Running ServerTester.bat
The ServerTester.bat script already includes the necessary filenames and syntax. However, you need to customize the script's paths and paging code before you run it. The paths you need to customize are

  • The paths to the four input text files
  • The path to the FailureLog.txt file
  • The path to the Netsvc and sleep.exe utilities
  • The path to Internet Explorer (IE)

If you choose to use the AutoExNT service rather than sleep.exe, you need to rename ServerTester.bat to autoexnt.bat and place the script in the System32 directory before you install the AutoExNt service.

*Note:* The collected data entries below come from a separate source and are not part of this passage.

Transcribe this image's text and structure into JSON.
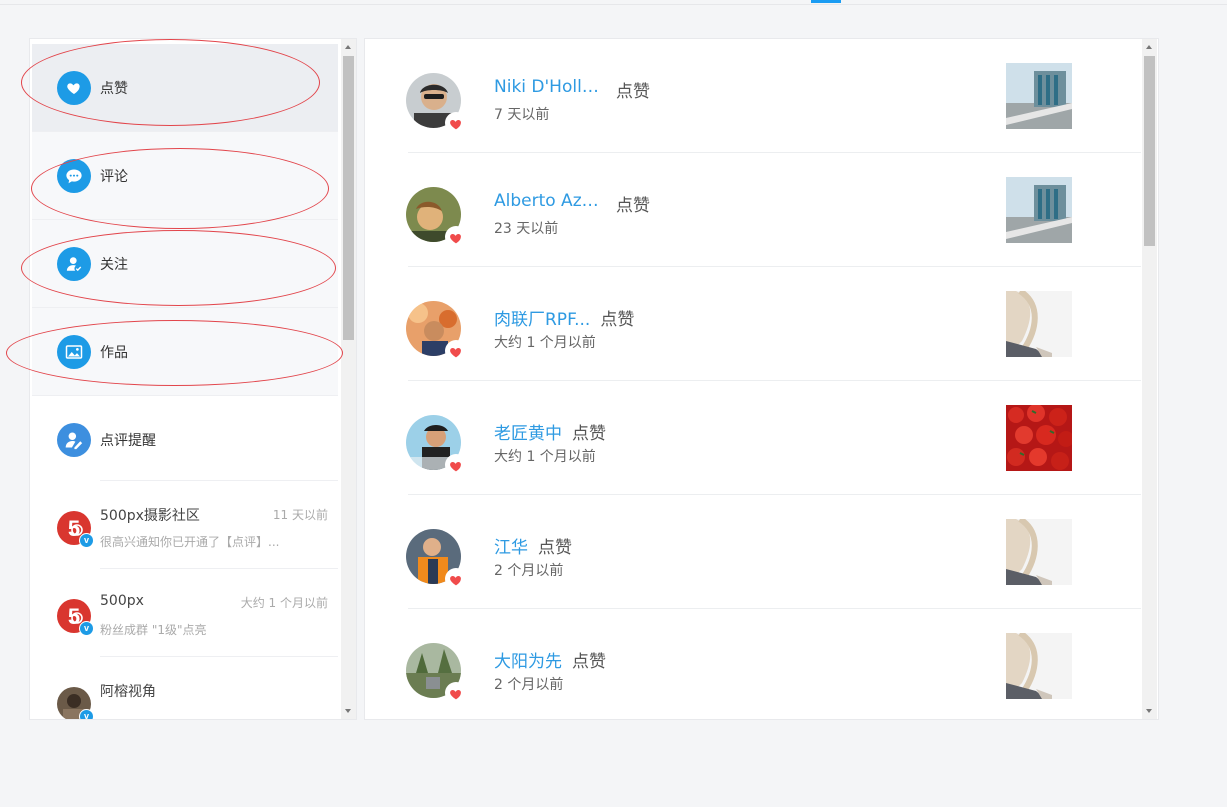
{
  "categories": [
    {
      "label": "点赞",
      "icon": "heart-icon",
      "active": true
    },
    {
      "label": "评论",
      "icon": "comment-icon",
      "active": false
    },
    {
      "label": "关注",
      "icon": "follow-user-icon",
      "active": false
    },
    {
      "label": "作品",
      "icon": "image-icon",
      "active": false
    }
  ],
  "remind": {
    "label": "点评提醒",
    "icon": "reviewer-icon"
  },
  "messages": [
    {
      "name": "500px摄影社区",
      "time": "11 天以前",
      "snippet": "很高兴通知你已开通了【点评】..."
    },
    {
      "name": "500px",
      "time": "大约 1 个月以前",
      "snippet": "粉丝成群 \"1级\"点亮"
    },
    {
      "name": "阿榕视角",
      "time": "",
      "snippet": ""
    }
  ],
  "notifications": [
    {
      "name": "Niki D'Holla...",
      "action": "点赞",
      "time": "7 天以前"
    },
    {
      "name": "Alberto Aznar",
      "action": "点赞",
      "time": "23 天以前"
    },
    {
      "name": "肉联厂RPF...",
      "action": "点赞",
      "time": "大约 1 个月以前"
    },
    {
      "name": "老匠黄中",
      "action": "点赞",
      "time": "大约 1 个月以前"
    },
    {
      "name": "江华",
      "action": "点赞",
      "time": "2 个月以前"
    },
    {
      "name": "大阳为先",
      "action": "点赞",
      "time": "2 个月以前"
    }
  ],
  "colors": {
    "accent": "#1d9be6",
    "link": "#2e9ae2",
    "heart": "#f04b4b",
    "annotation": "#e2454b"
  }
}
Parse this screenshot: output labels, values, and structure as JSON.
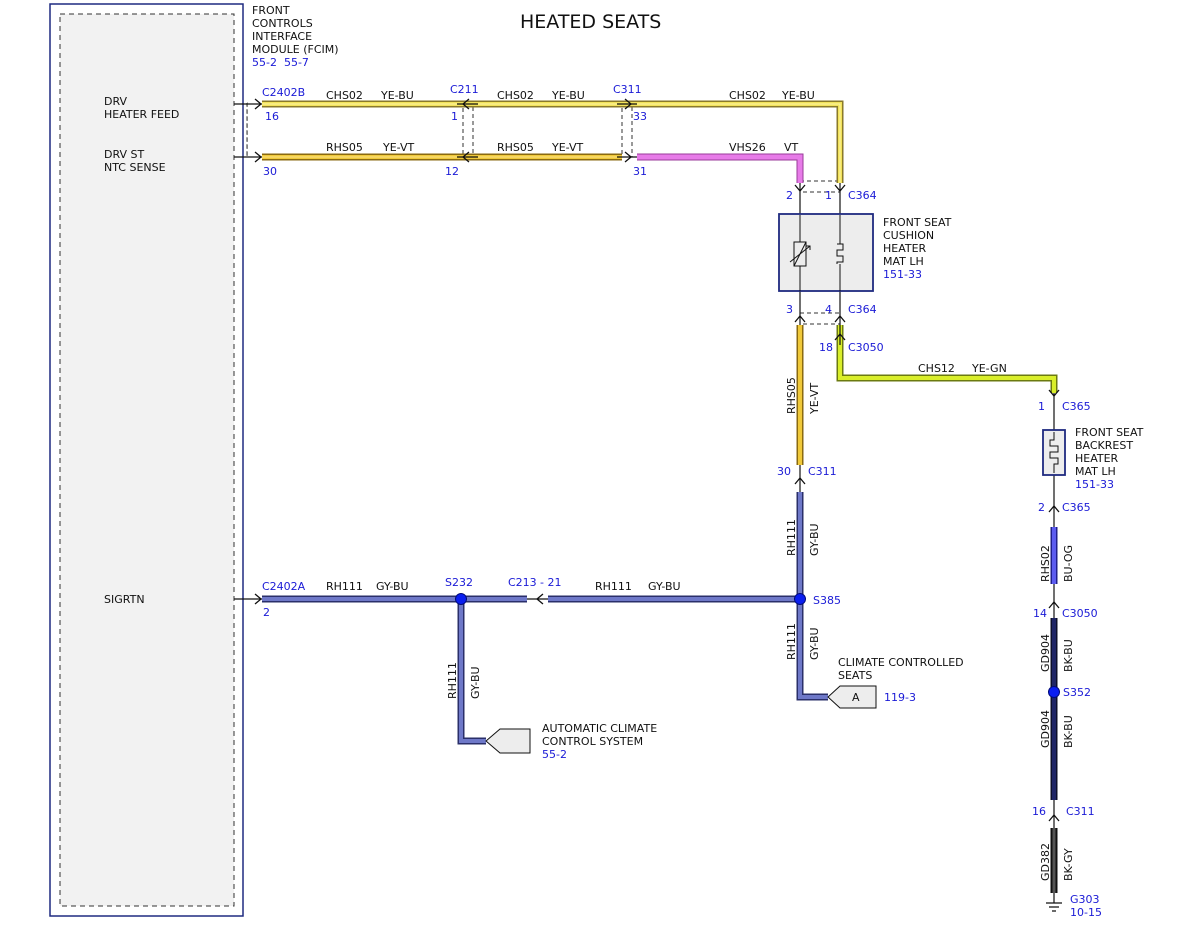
{
  "title": "HEATED SEATS",
  "colors": {
    "ye_bu_core": "#f2e25a",
    "ye_bu_edge": "#8a7a2a",
    "ye_vt_core": "#f0c93a",
    "vt_core": "#e77be8",
    "ye_gn_core": "#d9ee2a",
    "gy_bu_core": "#6e78c8",
    "gy_bu_edge": "#2a2f6a",
    "bu_og_core": "#5c5cf0",
    "bk_bu_core": "#1f2566",
    "bk_gy_core": "#444444",
    "ref_text": "#1a1ad6",
    "box_stroke": "#1f2a80",
    "splice": "#0a1ef0"
  },
  "module": {
    "name": "FRONT CONTROLS INTERFACE MODULE (FCIM)",
    "lines": [
      "FRONT",
      "CONTROLS",
      "INTERFACE",
      "MODULE (FCIM)"
    ],
    "refs": "55-2  55-7",
    "pins": [
      {
        "label_lines": [
          "DRV",
          "HEATER FEED"
        ],
        "connector": "C2402B",
        "pin": "16"
      },
      {
        "label_lines": [
          "DRV ST",
          "NTC SENSE"
        ],
        "connector": "",
        "pin": "30"
      },
      {
        "label_lines": [
          "SIGRTN"
        ],
        "connector": "C2402A",
        "pin": "2"
      }
    ]
  },
  "wires": {
    "w1": {
      "circuit": "CHS02",
      "color": "YE-BU"
    },
    "w2": {
      "circuit": "CHS02",
      "color": "YE-BU"
    },
    "w3": {
      "circuit": "CHS02",
      "color": "YE-BU"
    },
    "w4": {
      "circuit": "RHS05",
      "color": "YE-VT"
    },
    "w5": {
      "circuit": "RHS05",
      "color": "YE-VT"
    },
    "w6": {
      "circuit": "VHS26",
      "color": "VT"
    },
    "w7": {
      "circuit": "RHS05",
      "color": "YE-VT"
    },
    "w8": {
      "circuit": "CHS12",
      "color": "YE-GN"
    },
    "w9": {
      "circuit": "RH111",
      "color": "GY-BU"
    },
    "w10": {
      "circuit": "RH111",
      "color": "GY-BU"
    },
    "w11": {
      "circuit": "RH111",
      "color": "GY-BU"
    },
    "w12": {
      "circuit": "RH111",
      "color": "GY-BU"
    },
    "w13": {
      "circuit": "RH111",
      "color": "GY-BU"
    },
    "w14": {
      "circuit": "RHS02",
      "color": "BU-OG"
    },
    "w15": {
      "circuit": "GD904",
      "color": "BK-BU"
    },
    "w16": {
      "circuit": "GD904",
      "color": "BK-BU"
    },
    "w17": {
      "circuit": "GD382",
      "color": "BK-GY"
    }
  },
  "connectors": {
    "c211": {
      "name": "C211",
      "pin_a": "1",
      "pin_b": "12"
    },
    "c311_top": {
      "name": "C311",
      "pin_a": "33",
      "pin_b": "31"
    },
    "c364_top": {
      "name": "C364",
      "pin_a": "2",
      "pin_b": "1"
    },
    "c364_bot": {
      "name": "C364",
      "pin_a": "3",
      "pin_b": "4"
    },
    "c3050_top": {
      "name": "C3050",
      "pin": "18"
    },
    "c311_mid": {
      "name": "C311",
      "pin": "30"
    },
    "c213": {
      "name": "C213",
      "pin": "- 21"
    },
    "c365_top": {
      "name": "C365",
      "pin": "1"
    },
    "c365_bot": {
      "name": "C365",
      "pin": "2"
    },
    "c3050_bot": {
      "name": "C3050",
      "pin": "14"
    },
    "c311_bot": {
      "name": "C311",
      "pin": "16"
    }
  },
  "splices": {
    "s232": "S232",
    "s385": "S385",
    "s352": "S352"
  },
  "components": {
    "cushion": {
      "lines": [
        "FRONT SEAT",
        "CUSHION",
        "HEATER",
        "MAT LH"
      ],
      "ref": "151-33"
    },
    "backrest": {
      "lines": [
        "FRONT SEAT",
        "BACKREST",
        "HEATER",
        "MAT LH"
      ],
      "ref": "151-33"
    }
  },
  "offpage": {
    "climate_seats": {
      "letter": "A",
      "lines": [
        "CLIMATE CONTROLLED",
        "SEATS"
      ],
      "ref": "119-3"
    },
    "acc": {
      "lines": [
        "AUTOMATIC CLIMATE",
        "CONTROL SYSTEM"
      ],
      "ref": "55-2"
    }
  },
  "ground": {
    "name": "G303",
    "ref": "10-15"
  }
}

The ServerTester.bat script uses the Skytel paging-service provider to send text messages to pagers. ServerTester.bat sends input to a Common Gateway Interface (CGI) Perl script on Skytel's Web site (http://www.skytel.com); the CGI Perl script, in turn, initiates the page. If you use Skytel, you don't need to customize the code's syntax. If you use another paging-service provider, you need to customize the code's syntax. Your paging-service provider can help you develop the syntax for sending input to its system.

After you create your input text files and customize the paths and paging code in ServerTester.bat, you're ready to run the script. You need to run ServerTester.bat on a server or workstation that gives you a client's view of the target servers you plan to monitor and that has a dependable link to the Internet to handle the failure-triggered paging events. If you use the script to monitor servers across a WAN, the script detects network link failures but leaves you without accurate information about resource availability at the remote location. Running an instance at each remote location gives you better granularity of failure detection. If you have many clients geographically separated from the server room, you need to locate the script on a machine at the remote location to capture server status as your clients see it.

To ensure that the script will work in an emergency, I recommend that, at least once a week, you insert an incorrect IP address or server name to trigger a page. Just give your on-call staff advance notice. Your server failure notification system is now in place.